Moreover, Veronika Martel was not normal. She preferred keeping everyone at arm’s length.
They sat down, and Sharps poured coffee for Veronika without asking, even though she would have preferred tea. He asked her about her trip over, about the office back in Belgium she was based out of, and about a job she had done in Paris recently involving a city administrator and a problem with his daughter.
It was a small-time operation. Nothing that would be brought to Duke’s attention, since, at any one time, his company employed hundreds of operatives on dozens and dozens of missions. To Veronika it seemed as if he had just been brushing up on her file while she rode the elevator to his office.
After the small talk, Sharps got down to business. “Veronika, I read the reports. You were stellar on that job in Vietnam. You are one of my bright lights here in the corporation. I expect you to go far.”
She smiled dryly. She didn’t tell him about the blood on the passport. She didn’t have a clue if he already knew about it, but she wouldn’t bring it up, because she was , in fact, a bright light. She was an operative who did her job and kept her mouth shut.
She thought he would next show some contrition for the complications of the mission.
But instead Sharps said, “I was lucky to steal you away from DGSE.”
Veronika paused to regroup, then she responded with typical coyness. “You weren’t lucky.

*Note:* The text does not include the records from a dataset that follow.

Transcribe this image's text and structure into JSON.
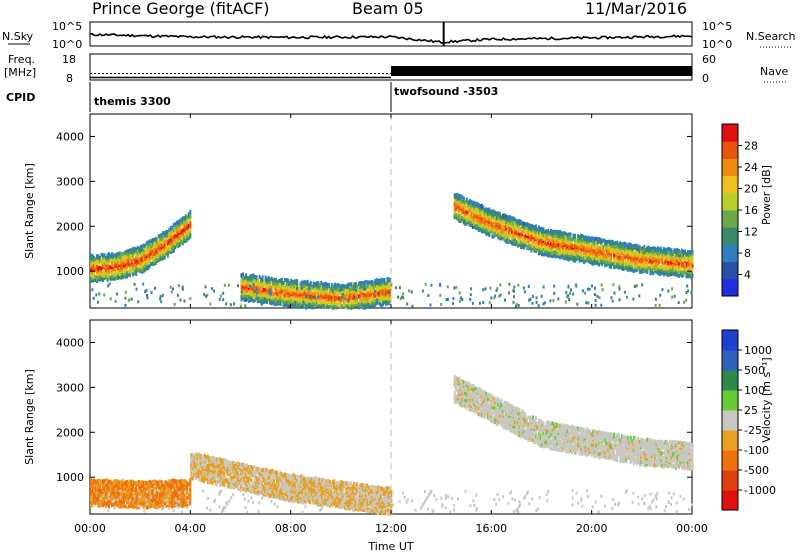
{
  "header": {
    "station": "Prince George (fitACF)",
    "beam": "Beam 05",
    "date": "11/Mar/2016"
  },
  "top_panels": {
    "nsky_label": "N.Sky",
    "nsky_ticks": [
      "10^5",
      "10^0"
    ],
    "nsearch_label": "N.Search",
    "freq_label": "Freq.",
    "freq_unit": "[MHz]",
    "freq_ticks": [
      "18",
      "8"
    ],
    "nave_ticks": [
      "60",
      "0"
    ],
    "nave_label": "Nave",
    "cpid_label": "CPID",
    "cpid_1": "themis 3300",
    "cpid_2": "twofsound -3503"
  },
  "x_axis": {
    "label": "Time UT",
    "ticks": [
      "00:00",
      "04:00",
      "08:00",
      "12:00",
      "16:00",
      "20:00",
      "00:00"
    ]
  },
  "colorbars": {
    "power": {
      "label": "Power [dB]",
      "ticks": [
        "28",
        "24",
        "20",
        "16",
        "12",
        "8",
        "4"
      ]
    },
    "velocity": {
      "label": "Velocity [m s⁻¹]",
      "ticks": [
        "1000",
        "500",
        "100",
        "25",
        "-25",
        "-100",
        "-500",
        "-1000"
      ]
    }
  },
  "colors": {
    "power_scale": [
      "#1f2fe0",
      "#2b4fa8",
      "#2d7fbf",
      "#3a8a6a",
      "#6aa84a",
      "#b8cf2e",
      "#f0c020",
      "#f08a10",
      "#e85510",
      "#e01010"
    ],
    "velocity_scale": [
      "#2040d0",
      "#3060c0",
      "#2d8a4a",
      "#66cc33",
      "#c8c8c0",
      "#e8a020",
      "#f07010",
      "#e04010",
      "#e01010"
    ]
  },
  "chart_data": [
    {
      "type": "line",
      "title": "N.Sky",
      "x": [
        "00:00",
        "04:00",
        "08:00",
        "12:00",
        "14:00",
        "16:00",
        "20:00",
        "24:00"
      ],
      "y": [
        2.4,
        1.9,
        1.8,
        1.9,
        0.8,
        1.4,
        1.7,
        2.1
      ],
      "ylim": [
        0,
        5
      ]
    },
    {
      "type": "line",
      "title": "Freq.",
      "x": [
        "00:00",
        "12:00",
        "24:00"
      ],
      "y": [
        10.5,
        10.5,
        10.5
      ],
      "ylim": [
        8,
        18
      ]
    },
    {
      "type": "heatmap",
      "ylabel": "Slant Range [km]",
      "xlabel": "Time UT",
      "xlim": [
        "00:00",
        "24:00"
      ],
      "ylim": [
        180,
        4500
      ],
      "colorbar": "Power [dB]",
      "clim": [
        0,
        30
      ],
      "bands": [
        {
          "t": [
            0,
            1,
            2,
            3,
            4
          ],
          "range": [
            1100,
            1150,
            1300,
            1650,
            2100
          ],
          "value": 28
        },
        {
          "t": [
            6,
            8,
            10,
            12
          ],
          "range": [
            700,
            550,
            450,
            600
          ],
          "value": 26
        },
        {
          "t": [
            14.5,
            16,
            18,
            20,
            22,
            24
          ],
          "range": [
            2500,
            2100,
            1700,
            1500,
            1300,
            1200
          ],
          "value": 26
        }
      ]
    },
    {
      "type": "heatmap",
      "ylabel": "Slant Range [km]",
      "xlabel": "Time UT",
      "xlim": [
        "00:00",
        "24:00"
      ],
      "ylim": [
        180,
        4500
      ],
      "colorbar": "Velocity [m s⁻¹]",
      "clim": [
        -1000,
        1000
      ],
      "bands": [
        {
          "t": [
            0,
            2,
            4
          ],
          "range": [
            700,
            650,
            700
          ],
          "value": -100
        },
        {
          "t": [
            4,
            8,
            12
          ],
          "range": [
            1300,
            800,
            500
          ],
          "value": -25
        },
        {
          "t": [
            14.5,
            18,
            22,
            24
          ],
          "range": [
            3000,
            2000,
            1600,
            1500
          ],
          "value": 0
        }
      ]
    }
  ]
}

You were wealthy. That stole me away. Plus the fact that I’d been fired from DGSE and had few other options.”
He hesitated with a slightly open mouth, trying to decide how to take her comment. Apparently he took it as a joke, because he laughed boisterously. “Despite your problems in France, you didn’t come cheap, that’s for damn certain. But you are worth every last cent.”
“I do try to create value for myself.”
He nodded aggressively and repositioned himself on the sofa. Surprised by the movement, Veronika thought he was going to try and slide closer to her, but instead he just crossed his legs. She was uncertain if her surprised look had scared him off at the last second.
After a moment he said, “I have a new assignment for you. I expect it to last a few weeks in duration, though it might run over just a tad.”
“That is fine.”
“It’s a continuation of what you did in Vietnam.”
“Oh?”
“I’ll give you the background you didn’t have when you started this op. The North Koreans have discovered a huge deposit of rare earth minerals. I guess I should say the Chinese have discovered it, but that lunatic Choi has kicked out the Chinese, and now North Korea will continue operations on their own.”